Consider the spectrum of philanthropic giving you or others in your social circle made over the last five years: You may be thinking of gifts to alma maters. Or, you’re thinking of a GoFundMe campaign for someone you knew who had an accident, those soccer team fundraising drives, or an end-of-year large donation to a nonprofit. Maybe you’re thinking of a political moment over the past few years that led you to whip out your wallet first and then figure out where to send the cash.
One of the most common questions we get from clients is “Are my resources truly having an impact on the change I want to see in the world?” Naturally, no matter the size of the gift, as a giver, you want to know that whatever you’re giving to is making a meaningful difference. Philanthropists, especially those with a business background are used to having straightforward metrics to measure their success (e.g., ROI, net profit). In the realm of driving social change and making a positive impact on society through philanthropy, the metrics can be far less concrete, clear, or direct.
So why is philanthropy so different?
There are two big reasons measuring change in philanthropy feels so different from other sectors. First, accountability for results of any kind continues to be optional in philanthropy. Donors, in all shapes and sizes, give simply because they want to. In many cases the “return” on such giving is not evaluated in any formal way. Rather, success is often measured by feelings – does it bring the giver joy to give to this cause? Is the recipient happy and grateful?
Second, even those who do strive for more objective accountability around results struggle with how to measure impact when dealing with complex social problems. These philanthropists find themselves wondering, “Am I actually having an impact?” “How will I know if my resources are driving real, sustainable, and positive change?” These questions are so prevalent among philanthropists that they have driven the development of many online guides and other efforts to assess grantee performance (e.g., GiveWell, Charity Navigator, GuideStar). These tools can be a helpful piece of the puzzle, but still do not provide a comprehensive picture of overall impact.
At Building Impact, we believe that the ultimate measure of philanthropy’s success is the positive social change it produces – and this can be challenging to measure, especially using traditional methods. For example, we work with many philanthropists who have goals to transform education systems in a particular region to better serve the needs of all kids. Educators use a host of traditional metrics to measure success (e.g., test results, teacher retention, graduation rates), but those alone will not provide the concrete answer to whether in fact the education system is better serving the needs of all kids. Measuring the true success of an effort at instigating systemic change is not easy, given all of the factors that could impact student performance measures, the inability to tie results back directly to increased giving, and the reality that success has not been universally defined in such a context. Measuring impact yield insights that help advance our understanding of the issue and drive how we think about philanthropy and the problem we are hoping to address. That said, doing so is rarely, if ever, straightforward.
What are some ways you can measure the success of social change?
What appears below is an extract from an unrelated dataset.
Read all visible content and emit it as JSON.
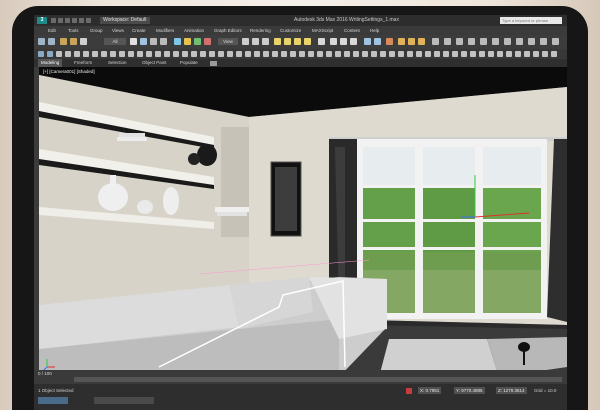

Below are a few strategies we’ve found that help change agents successfully determine whether they are on the right course. In our experience, it is important to recognize that in the same way highly complex issues require sophisticated and customized strategies, so does the challenge of measuring impact in these same fields require a customized approach:
- Develop your metrics of success with the people whom you are hoping to impact and/or those who are already being impacted by the issues you desire to change. The most powerful and effective philanthropists recognize the limits of their own perspective and work to continually expand their understanding of the world and the problems they are seeking to impact. There’s no better way to do that than to engage directly with those who are impacted by the potential solutions you are funding.
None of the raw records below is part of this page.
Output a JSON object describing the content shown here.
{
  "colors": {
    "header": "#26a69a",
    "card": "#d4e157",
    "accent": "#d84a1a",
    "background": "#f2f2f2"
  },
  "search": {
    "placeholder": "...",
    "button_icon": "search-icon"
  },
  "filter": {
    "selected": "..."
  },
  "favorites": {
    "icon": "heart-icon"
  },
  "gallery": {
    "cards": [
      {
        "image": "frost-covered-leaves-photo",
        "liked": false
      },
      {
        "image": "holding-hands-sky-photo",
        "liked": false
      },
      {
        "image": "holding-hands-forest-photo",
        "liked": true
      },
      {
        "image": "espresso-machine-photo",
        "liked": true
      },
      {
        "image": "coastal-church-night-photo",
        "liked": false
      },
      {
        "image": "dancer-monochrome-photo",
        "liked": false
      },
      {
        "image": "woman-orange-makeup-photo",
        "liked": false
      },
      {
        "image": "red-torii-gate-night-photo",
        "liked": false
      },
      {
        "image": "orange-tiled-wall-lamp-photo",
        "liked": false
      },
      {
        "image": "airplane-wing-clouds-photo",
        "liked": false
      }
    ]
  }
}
- Identify those things that ARE easily measurable, determine which are most important, and measure them. These will often be inputs, a measure of effort (e.g. number of students served), or outputs, a measure of what is produced (e.g. test scores, graduation rates, etc.). Taken as part of a whole, these inputs can yield valuable insights.
- For the things that are harder to measure, consider the conditions that are necessary for the type of social change you want to see to occur. In our work, we often refer to SSIR’s framework for assessing advocacy as a helpful reference point, which is at the heart of most social change work. The basic idea is that if we focus on the conditions that need to be present for the change to be successful – having powerful political champions for change, a mobilized public, and a feasible solution, for example – then we’re more likely to effect that change. One way to measure progress then is determining whether those conditions are present – and working to create them if they are not.
- Take the time to develop both near- AND long-term measures. Too many philanthropists settle for near-term grant cycle metrics that don’t leave room for “failing forward” using past challenges to inform future innovation. When you have a long-term plan and are keyed in to measure results over many years, short term setbacks aren’t quite so catastrophic — and may in fact yield crucial insights.
Stop asking “Are we doing any good?” We promise it will help.
We’re so used to asking ourselves, “Are we doing any good?” Instead, we should ask “How can I do better?” This questions is goal-oriented and outcome-minded — just as we want our philanthropy to be. When seeking to harness philanthropy to do its very best in the face of complex social challenges, staying both humble and hopeful is key. We will almost never be satisfied by our first efforts — but if we are committed to learning, coming back and continuously improving our understanding and our giving, we are maximizing our chances of truly doing good in the long run.